Les dérives de Jean-Luc Mélenchon :
Vers la disqualification et l’interdiction de La France Insoumise ?
Dans une démocratie comme la France, où la liberté d’expression est protégée mais encadrée par la loi, les propos répétés d’un leader politique peuvent franchir la ligne rouge de l’incitation à la haine raciale.
C’est le cas, selon de nombreux élus, intellectuels et associations comme le Crif, des déclarations de Jean-Luc Mélenchon, fondateur de La France Insoumise (LFI). Ses sorties outrancières, souvent obscènes dans leur ton provocateur et moqueur, se mêlent désormais à des sous-entendus antisémites explicites, notamment sur des noms à consonance juive.
De quoi fournir des arguments solides pour non seulement disqualifier le parti aux élections, mais aussi le dissoudre purement et simplement.
Tout commence par des meetings où le tribun insoumis transforme la tribune en scène de stand-up douteux. Le 26 février 2026 à Lyon, devant une salle hilare, Mélenchon ironise sur la prononciation de « Epstein » : « Je voulais dire Epstine, pardon, ça fait plus russe… Alors maintenant vous direz Epstine au lieu d’Epstein, Frankenstine au lieu de Frankenstein.
Eh bien voilà, tout le monde comprend comment il faut faire. » Le message est limpide : les médias cacheraient l’origine juive du pédocriminel Jeffrey Epstein par une manipulation phonétique. Quelques jours plus tard, le 1er mars à Perpignan, il récidive sur Raphaël Glucksmann, eurodéputé de gauche : « Monsieur Glucksman… Glucksmann pardon… après j’en ai pour des heures. »
Glucksmann lui-même le compare à Jean-Marie Le Pen, rappelant les jeux de mots nauséabonds du passé (« Durafour crématoire »). Mélenchon s’excuse du bout des lèvres, invoquant une « erreur » de prononciation, mais les observateurs y voient une stratégie : jouer sur les noms d’origine juive – Epstein, Glucksmann et bien d’autres – pour réveiller le vieux trope antisémite du « nom qui trahit » et du complot caché.
Ces blagues ne sont pas isolées. Elles se mêlent à un discours outrancier et obscène qui banalise la violence verbale : insultes à la presse, provocations complotistes, et une ligne pro-palestinienne qui, pour beaucoup, flirte avec la légitimation du Hamas comme « résistance ».

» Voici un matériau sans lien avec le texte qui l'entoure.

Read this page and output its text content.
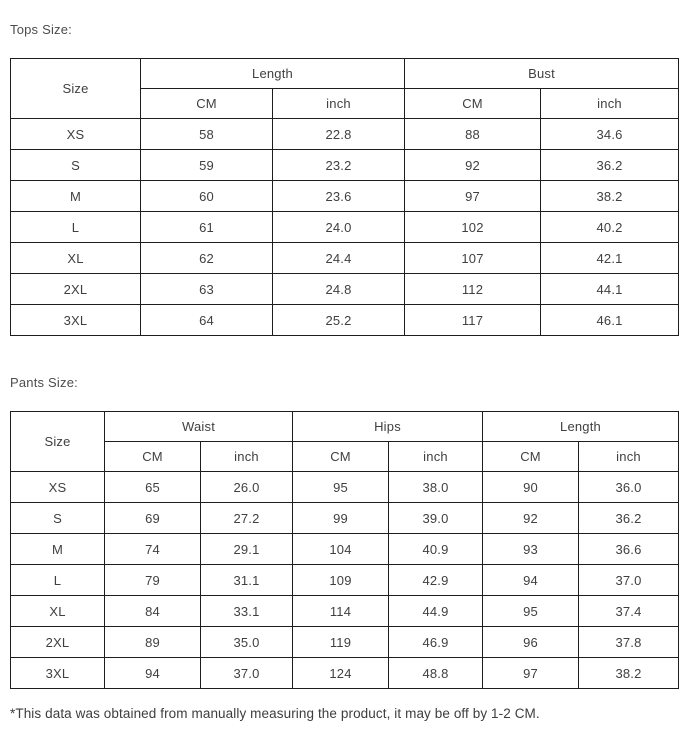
Tops Size:
Size	Length		Bust	
	CM	inch	CM	inch
XS	58	22.8	88	34.6
S	59	23.2	92	36.2
M	60	23.6	97	38.2
L	61	24.0	102	40.2
XL	62	24.4	107	42.1
2XL	63	24.8	112	44.1
3XL	64	25.2	117	46.1
Pants Size:
Size	Waist		Hips		Length	
	CM	inch	CM	inch	CM	inch
XS	65	26.0	95	38.0	90	36.0
S	69	27.2	99	39.0	92	36.2
M	74	29.1	104	40.9	93	36.6
L	79	31.1	109	42.9	94	37.0
XL	84	33.1	114	44.9	95	37.4
2XL	89	35.0	119	46.9	96	37.8
3XL	94	37.0	124	48.8	97	38.2
*This data was obtained from manually measuring the product, it may be off by 1-2 CM.
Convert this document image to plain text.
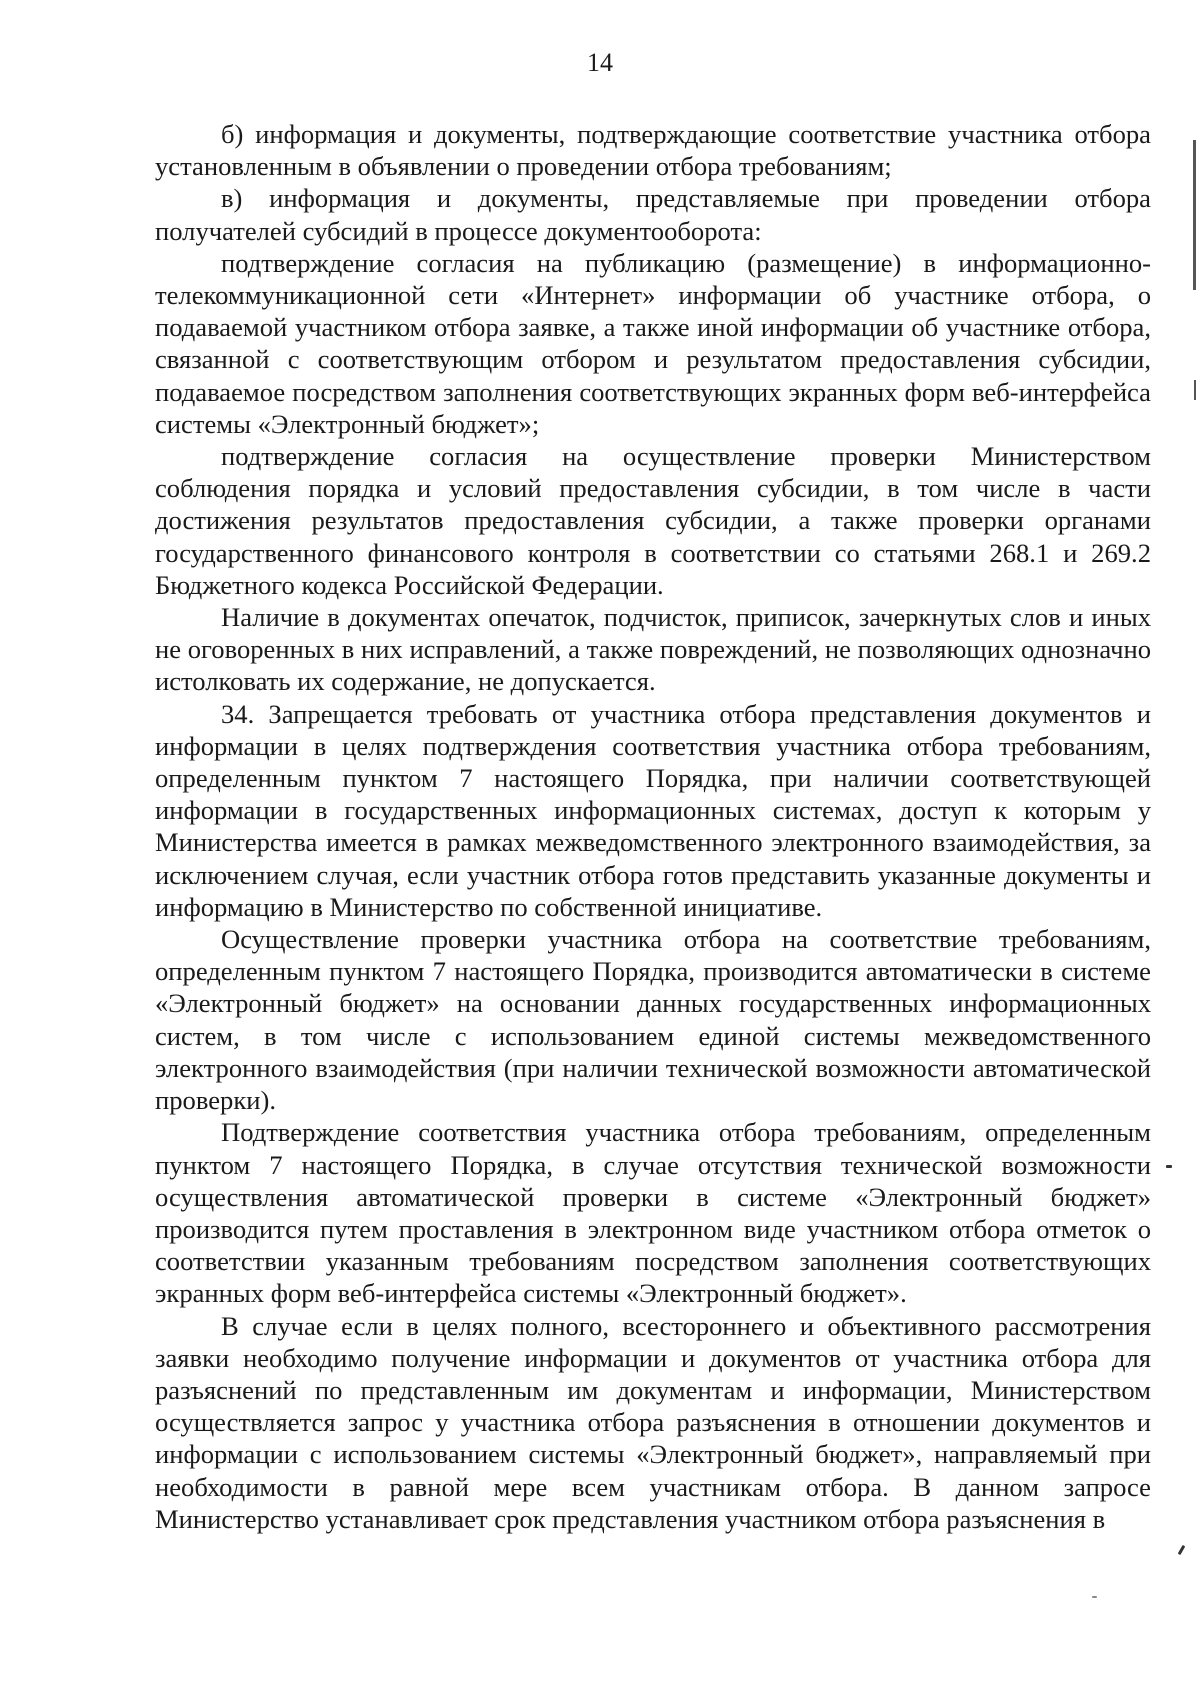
14

б) информация и документы, подтверждающие соответствие участника отбора установленным в объявлении о проведении отбора требованиям;

в) информация и документы, представляемые при проведении отбора получателей субсидий в процессе документооборота:

подтверждение согласия на публикацию (размещение) в информационно-телекоммуникационной сети «Интернет» информации об участнике отбора, о подаваемой участником отбора заявке, а также иной информации об участнике отбора, связанной с соответствующим отбором и результатом предоставления субсидии, подаваемое посредством заполнения соответствующих экранных форм веб-интерфейса системы «Электронный бюджет»;

подтверждение согласия на осуществление проверки Министерством соблюдения порядка и условий предоставления субсидии, в том числе в части достижения результатов предоставления субсидии, а также проверки органами государственного финансового контроля в соответствии со статьями 268.1 и 269.2 Бюджетного кодекса Российской Федерации.

Наличие в документах опечаток, подчисток, приписок, зачеркнутых слов и иных не оговоренных в них исправлений, а также повреждений, не позволяющих однозначно истолковать их содержание, не допускается.

34. Запрещается требовать от участника отбора представления документов и информации в целях подтверждения соответствия участника отбора требованиям, определенным пунктом 7 настоящего Порядка, при наличии соответствующей информации в государственных информационных системах, доступ к которым у Министерства имеется в рамках межведомственного электронного взаимодействия, за исключением случая, если участник отбора готов представить указанные документы и информацию в Министерство по собственной инициативе.

Осуществление проверки участника отбора на соответствие требованиям, определенным пунктом 7 настоящего Порядка, производится автоматически в системе «Электронный бюджет» на основании данных государственных информационных систем, в том числе с использованием единой системы межведомственного электронного взаимодействия (при наличии технической возможности автоматической проверки).

Подтверждение соответствия участника отбора требованиям, определенным пунктом 7 настоящего Порядка, в случае отсутствия технической возможности осуществления автоматической проверки в системе «Электронный бюджет» производится путем проставления в электронном виде участником отбора отметок о соответствии указанным требованиям посредством заполнения соответствующих экранных форм веб-интерфейса системы «Электронный бюджет».

В случае если в целях полного, всестороннего и объективного рассмотрения заявки необходимо получение информации и документов от участника отбора для разъяснений по представленным им документам и информации, Министерством осуществляется запрос у участника отбора разъяснения в отношении документов и информации с использованием системы «Электронный бюджет», направляемый при необходимости в равной мере всем участникам отбора. В данном запросе Министерство устанавливает срок представления участником отбора разъяснения в
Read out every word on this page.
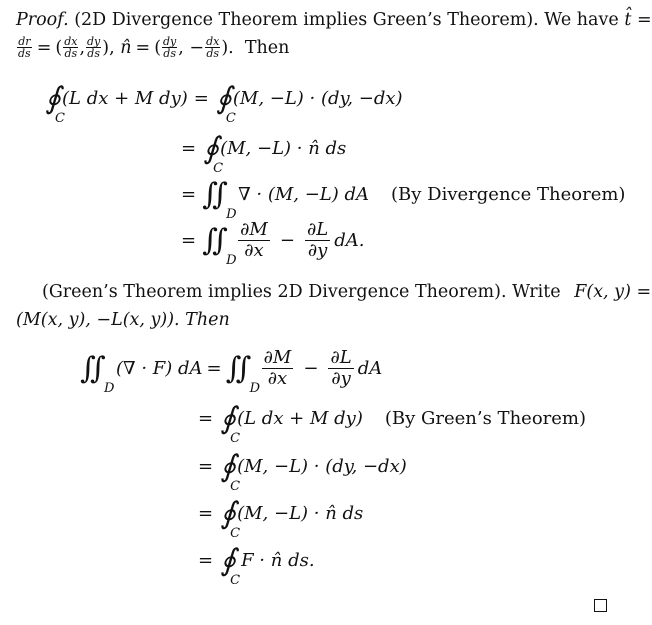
Proof. (2D Divergence Theorem implies Green’s Theorem). We have t̂ =
$\frac{dr}{ds}$ = ( $\frac{dx}{ds}$ , $\frac{dy}{ds}$ ), n̂ = ( $\frac{dy}{ds}$ , − $\frac{dx}{ds}$ ). Then
∮
C
(L dx + M dy) = ∮
C
(M, −L) · (dy, −dx)
= ∮
C
(M, −L) · n̂ ds
= ∬
D
∇ · (M, −L) dA (By Divergence Theorem)
= ∬
D $\frac{\partial M}{\partial x} - \frac{\partial L}{\partial y}$ dA.
(Green’s Theorem implies 2D Divergence Theorem). Write F(x, y) =
(M(x, y), −L(x, y)). Then
∬
D
(∇ · F) dA = ∬
D $\frac{\partial M}{\partial x} - \frac{\partial L}{\partial y}$ dA
= ∮
C
(L dx + M dy) (By Green’s Theorem)
= ∮
C
(M, −L) · (dy, −dx)
= ∮
C
(M, −L) · n̂ ds
= ∮
C
F · n̂ ds.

Le tout crée un climat où l’antisémitisme devient un code implicite, un « dog-whistle » audible pour une partie du public. Le Crif dénonce un « délire complotiste aux vrais relents antisémites ». Le PS, Olivier Faure en tête, parle d’une « stratégie qui dérive sur les eaux brunes ». Même Marine Le Pen juge ces moqueries « bien pires » que celles reprochées à son père.
Sur le plan juridique, les arguments pour l’action sont clairs. La loi de 1881 sur la presse réprime l’incitation à la haine raciale (article 24). La dissolution d’un parti politique est possible par décret du Conseil des ministres lorsque ses activités portent atteinte à l’ordre public ou aux valeurs républicaines (loi sur les associations, jurisprudence du Conseil d’État).
Des précédents existent pour des groupes d’extrême droite. Ici, les faits s’accumulent : appels répétés à la haine via des tropes antisémites, refus de condamner clairement les attentats du 7 octobre, et une « Jeune Garde » aux liens troubles avec la violence. Emmanuel Macron lui-même reconnaît dans LFI « des expressions antisémites » à combattre. Des élus comme Caroline Yadan ou Christian Estrosi réclament déjà la suspension des financements publics et la dissolution.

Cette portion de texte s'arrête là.